Women lose out -- again: Why the Senate's human trafficking compromise is nothing to celebrate

Senate leadership announced a deal to advance the anti-trafficking bill. Once again, women became bargaining chips

Published April 21, 2015 8:19PM (EDT)

Mitch McConnell and Harry Reid          (Reuters/Jonathan Ernst)
Mitch McConnell and Harry Reid (Reuters/Jonathan Ernst)

Senate leadership announced Tuesday that a deal had been reached over the anti-abortion language in an otherwise bipartisan anti-human trafficking bill. The agreement means that the measure will advance, and clears the way for a long delayed confirmation vote on attorney general nominee Loretta Lynch.

Majority Leader Mitch McConnell blocked the vote on Lynch in order to force action on the Justice for Victims of Human Trafficking Act after a dispute over a provision that would have expanded the Hyde Amendment stalled the process. Minority Leader Harry Reid said Tuesday that the compromise “rejects the expansion of the Hyde language... where it didn’t apply before,” according to a report from U.S. News & World Report.

“We can now say there’s a bipartisan proposal that will allow us to complete action on this important legislation so we can provide help for the victims who desperately need it.” McConnell said.

More on the specifics of the deal from Jennifer Bendery at the Huffington Post:

Under the deal announced Tuesday, the bill will create two funding streams. The first one flows from fines collected from sex traffickers, and would be used for survivor services excluding health care. This stream would not include Hyde Amendment restrictions. The second one would come from community health center funds that are already subject to the abortion limits.

The deal lets both parties walk away with a solid talking point: Democrats can celebrate that they prevented an expansion of Hyde, while Republicans can say they didn't cave on restricting abortion funds.

While disagreement over the Hyde language -- an amendment would have prohibited a victims compensation fund from being used for abortions, the first time Hyde would have applied to non-taxpayer revenue -- clouded the bill's prospects, many victims’ advocates had other issues with the bill and urged Congress to do better.

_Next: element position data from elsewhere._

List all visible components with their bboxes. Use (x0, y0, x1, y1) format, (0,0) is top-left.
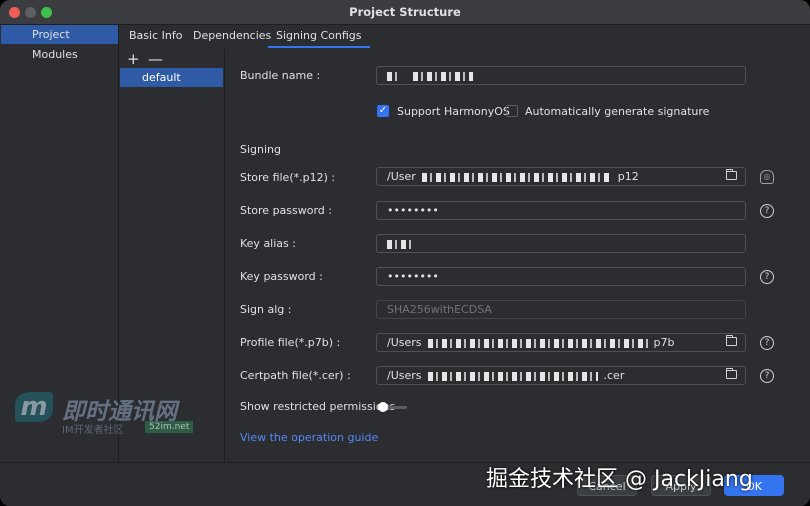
tab-basic-info[interactable]: Basic Info (129, 25, 182, 47)
tab-bar: Basic Info Dependencies Signing Configs (120, 25, 810, 48)
profile-file-field[interactable]: /Users p7b (376, 333, 746, 352)
overlay-watermark-text: 掘金技术社区 @ JackJiang (486, 467, 753, 492)
help-icon[interactable]: ? (760, 204, 774, 218)
help-icon[interactable]: ? (760, 369, 774, 383)
sign-alg-field: SHA256withECDSA (376, 300, 746, 319)
help-icon[interactable]: ? (760, 336, 774, 350)
tab-signing-configs[interactable]: Signing Configs (268, 25, 370, 48)
key-password-label: Key password : (240, 270, 323, 283)
redacted-path (427, 371, 598, 381)
signing-form: Bundle name : ✓ Support HarmonyOS Automa… (225, 49, 810, 462)
support-harmonyos-label: Support HarmonyOS (397, 105, 510, 118)
title-bar: Project Structure (0, 0, 810, 25)
nav-item-project[interactable]: Project (1, 25, 118, 44)
store-file-prefix: /User (387, 170, 416, 183)
window-title: Project Structure (349, 5, 461, 19)
folder-icon[interactable] (726, 368, 737, 379)
profile-file-prefix: /Users (387, 336, 422, 349)
operation-guide-link[interactable]: View the operation guide (240, 431, 378, 444)
key-alias-label: Key alias : (240, 237, 296, 250)
certpath-file-label: Certpath file(*.cer) : (240, 369, 351, 382)
folder-icon[interactable] (726, 335, 737, 346)
profile-file-label: Profile file(*.p7b) : (240, 336, 341, 349)
bundle-name-label: Bundle name : (240, 69, 321, 82)
watermark-logo: m (15, 392, 53, 422)
tab-dependencies[interactable]: Dependencies (193, 25, 271, 47)
store-file-suffix: p12 (617, 170, 639, 183)
redacted-path (427, 338, 648, 348)
key-alias-field[interactable] (376, 234, 746, 253)
certpath-file-suffix: .cer (603, 369, 625, 382)
auto-signature-checkbox[interactable] (506, 105, 518, 117)
bundle-name-field[interactable] (376, 66, 746, 85)
remove-config-button[interactable]: — (148, 50, 163, 68)
certpath-file-prefix: /Users (387, 369, 422, 382)
project-structure-window: Project Structure Project Modules Basic … (0, 0, 810, 506)
redacted-text (387, 71, 401, 81)
store-file-label: Store file(*.p12) : (240, 171, 336, 184)
redacted-text (413, 71, 473, 81)
add-config-button[interactable]: + (127, 50, 140, 68)
redacted-text (387, 239, 413, 249)
nav-item-modules[interactable]: Modules (1, 45, 118, 64)
store-file-field[interactable]: /User p12 (376, 167, 746, 186)
watermark-badge: 52im.net (145, 421, 194, 433)
list-item-default[interactable]: default (120, 68, 223, 87)
show-restricted-label: Show restricted permissions (240, 400, 396, 413)
store-password-field[interactable]: •••••••• (376, 201, 746, 220)
redacted-path (421, 172, 612, 182)
auto-signature-label: Automatically generate signature (525, 105, 710, 118)
store-password-label: Store password : (240, 204, 332, 217)
certpath-file-field[interactable]: /Users .cer (376, 366, 746, 385)
toggle-knob[interactable] (378, 402, 388, 412)
folder-icon[interactable] (726, 169, 737, 180)
fingerprint-icon[interactable]: ◎ (760, 170, 774, 184)
support-harmonyos-checkbox[interactable]: ✓ (377, 105, 389, 117)
signing-section-title: Signing (240, 143, 282, 156)
sign-alg-label: Sign alg : (240, 303, 292, 316)
help-icon[interactable]: ? (760, 270, 774, 284)
key-password-field[interactable]: •••••••• (376, 267, 746, 286)
profile-file-suffix: p7b (653, 336, 675, 349)
watermark-subtitle: IM开发者社区 (62, 425, 124, 436)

Kate D’Adamo, national policy advocate at the Urban Justice Center’s Sex Workers Project, told Emily Crockett at RH Reality Check that while she supports the provisions of the measure establishing a federal advisory council made up of trafficking survivors and expanding a federal victims support initiative, these positive elements are stuck in a “rotten apple” of a bill.

Alix Lutnick, senior research scientist with the Urban Health Program at RTI International, echoed the sentiment, telling RH Reality Check that the bill “prioritize[s] the needs of the state, prosecution, and law enforcement over the needs of people who have experienced trafficking.”

Another issue with the framing of the disagreement over the bill -- this idea that abortion politics were getting in the way of support for trafficking victims -- is that made it seem like trafficking is an issue that can be addressed in a single bill. As I’ve written before, that is very much not the case. And now that the trafficking bill is likely to pass, Congress may be content to pat itself on the back for “doing something” about trafficking.

While the deadlock over this bill may be resolved, other issues of crucial importance to addressing trafficking -- both sex and labor trafficking -- remain unaddressed, and will likely stay that way. There are no signs that Congress is getting any closer to passing immigration reform or helping undocumented immigrants obtain legal status. Yet the precarious immigration status leaves people vulnerable to trafficking. So does poverty, homelessness and lack of access to support services for survivors of domestic and sexual violence, none of which have been, or will be, addressed by Republican proposals to slash the budget by $1 trillion, or by the party's continued punting on immigration reform.

Congress may be patting itself on the back for working together and being ever-so-slightly functional, but this isn’t a deal Democrats should be boasting about. Republicans injected Hyde language -- a poison pill that disproportionately harms low-income women and women of color by preventing the use of public dollars for abortion except in cases of rape, incest and life endangerment -- into a measure designed to help victims of sexual violence who may need comprehensive care, including abortion. Democrats may have succeeded in keeping Hyde in its current terrible form, but Congress is still using women's bodies and health as a bargaining chip. Holding women hostage this way is a particularly ugly twist in a trafficking bill, but it's unlikely you'll hear Democrats or Republicans admit it.